Ziemia Święta: Kościół przeciw rozbudowie osiedli żydowskich na terenach okupowanych
Rząd Izraela ogłosił decyzję o rozbudowie osiedli żydowskich na okupowanych terytoriach
palestyńskich. Projekt przewiduje powstanie 1285 nowych domów dla osadników izraelskich.
Wikariusz patriarchalny Jerozolimy, bp William Shomali, skrytykował decyzję Izraela,
jako wyraźną przeszkodę na drodze procesu pokojowego.
„Ziemia Święta potrzebuje
pokoju. Budując nowe osiedla, wznosi się jednocześnie bariery na drodze procesu pokojowego”
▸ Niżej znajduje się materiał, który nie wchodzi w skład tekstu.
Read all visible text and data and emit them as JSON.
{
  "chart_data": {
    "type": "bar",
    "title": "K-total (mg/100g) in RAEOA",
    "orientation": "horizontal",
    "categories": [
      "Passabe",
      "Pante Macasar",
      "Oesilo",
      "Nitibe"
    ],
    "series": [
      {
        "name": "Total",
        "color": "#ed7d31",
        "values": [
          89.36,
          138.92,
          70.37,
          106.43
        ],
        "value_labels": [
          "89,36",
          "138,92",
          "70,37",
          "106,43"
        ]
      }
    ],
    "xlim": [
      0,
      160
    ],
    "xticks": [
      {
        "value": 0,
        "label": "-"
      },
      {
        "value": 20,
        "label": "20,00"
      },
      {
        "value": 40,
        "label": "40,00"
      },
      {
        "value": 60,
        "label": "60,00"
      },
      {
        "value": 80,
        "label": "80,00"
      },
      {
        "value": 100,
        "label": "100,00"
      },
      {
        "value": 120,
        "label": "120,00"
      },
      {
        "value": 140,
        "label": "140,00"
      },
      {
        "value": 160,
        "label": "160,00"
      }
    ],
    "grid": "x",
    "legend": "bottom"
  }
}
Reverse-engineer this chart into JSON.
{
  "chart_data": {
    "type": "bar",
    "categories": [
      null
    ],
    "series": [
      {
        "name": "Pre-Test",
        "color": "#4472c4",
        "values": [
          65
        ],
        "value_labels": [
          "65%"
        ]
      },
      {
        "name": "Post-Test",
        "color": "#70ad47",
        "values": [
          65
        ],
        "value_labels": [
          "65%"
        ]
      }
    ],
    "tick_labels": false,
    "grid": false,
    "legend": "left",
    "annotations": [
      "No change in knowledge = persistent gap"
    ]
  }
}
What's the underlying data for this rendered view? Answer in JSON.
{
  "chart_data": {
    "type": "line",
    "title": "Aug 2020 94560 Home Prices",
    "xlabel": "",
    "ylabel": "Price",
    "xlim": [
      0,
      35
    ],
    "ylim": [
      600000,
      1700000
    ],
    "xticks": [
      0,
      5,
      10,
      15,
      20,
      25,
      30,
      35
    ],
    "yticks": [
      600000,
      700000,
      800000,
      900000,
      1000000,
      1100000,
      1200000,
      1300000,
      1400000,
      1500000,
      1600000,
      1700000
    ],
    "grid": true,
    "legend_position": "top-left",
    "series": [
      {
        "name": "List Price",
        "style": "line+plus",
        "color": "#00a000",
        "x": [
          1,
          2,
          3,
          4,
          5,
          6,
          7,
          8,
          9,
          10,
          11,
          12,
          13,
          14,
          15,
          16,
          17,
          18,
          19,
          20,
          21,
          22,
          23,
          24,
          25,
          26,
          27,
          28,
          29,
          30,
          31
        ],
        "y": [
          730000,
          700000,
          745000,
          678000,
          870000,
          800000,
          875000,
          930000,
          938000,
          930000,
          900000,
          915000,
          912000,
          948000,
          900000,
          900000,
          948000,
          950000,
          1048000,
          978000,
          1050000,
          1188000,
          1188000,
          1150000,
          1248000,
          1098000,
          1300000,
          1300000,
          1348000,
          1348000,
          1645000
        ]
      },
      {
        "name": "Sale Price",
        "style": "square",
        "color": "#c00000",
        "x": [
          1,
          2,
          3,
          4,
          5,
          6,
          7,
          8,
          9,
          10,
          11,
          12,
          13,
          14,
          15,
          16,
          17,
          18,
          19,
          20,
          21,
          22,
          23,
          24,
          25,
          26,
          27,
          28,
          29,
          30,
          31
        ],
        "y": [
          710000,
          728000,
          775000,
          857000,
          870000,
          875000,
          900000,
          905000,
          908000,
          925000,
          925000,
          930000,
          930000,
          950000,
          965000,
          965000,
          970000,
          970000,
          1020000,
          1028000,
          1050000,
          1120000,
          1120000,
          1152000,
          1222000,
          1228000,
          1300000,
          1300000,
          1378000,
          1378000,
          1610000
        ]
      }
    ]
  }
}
– podkreślił bp Shomali. Zaapelował do rządzących o natychmiastowe wszczęcie obustronnych
negocjacji. Wobec impasu w relacjach dyplomatycznych hierarcha zachęcił wierzących
do modlitwy, ponieważ „tylko Bóg może wskazać drogi wyjścia z błędnego koła przemocy”.
Dezaprobatę
dla izraelskiego planu wyraziły władze Autonomii Palestyńskiej oraz izraelska organizacja
pozarządowa „Peace Now” – „Pokój Teraz”. Wszyscy są zgodni, iż ogłoszenie tej decyzji
w okresie wyborów prezydenckich w Stanach Zjednoczonych było celowe. Zainteresowanie
wyborami w USA miało odwrócić uwagę wspólnoty międzynarodowej, sprzeciwiającej się
rozszerzaniu osiedli żydowskich.
Większość zaplanowanych domów ma powstać w
osiedlach Ramot i Pisgat Zeev we wschodniej Jerozolimie zamieszkałej w większości
przez Palestyńczyków oraz w Samarii.
W osiedlach na Zachodnim Brzegu, czyli
terytoriach okupowanych od 1967 r. przez Izrael, mieszka ponad 340 tys. Żydów. Kolejne
200 tys. jest rozlokowanych w około dziesięciu osiedlach rozmieszczonych we wschodniej
Jerozolimie. Mieszka tam 270 tys. Palestyńczyków dążących do ogłoszenia Jerozolimy
stolicą swojego niepodległego państwa. Bp Shomali jest przekonany, iż rozbudowa osiedli
nie jest podyktowana jedynie racjami mieszkaniowym, lecz przede wszystkim politycznymi,
których celem jest zmiana składu demograficznego Jerozolimy.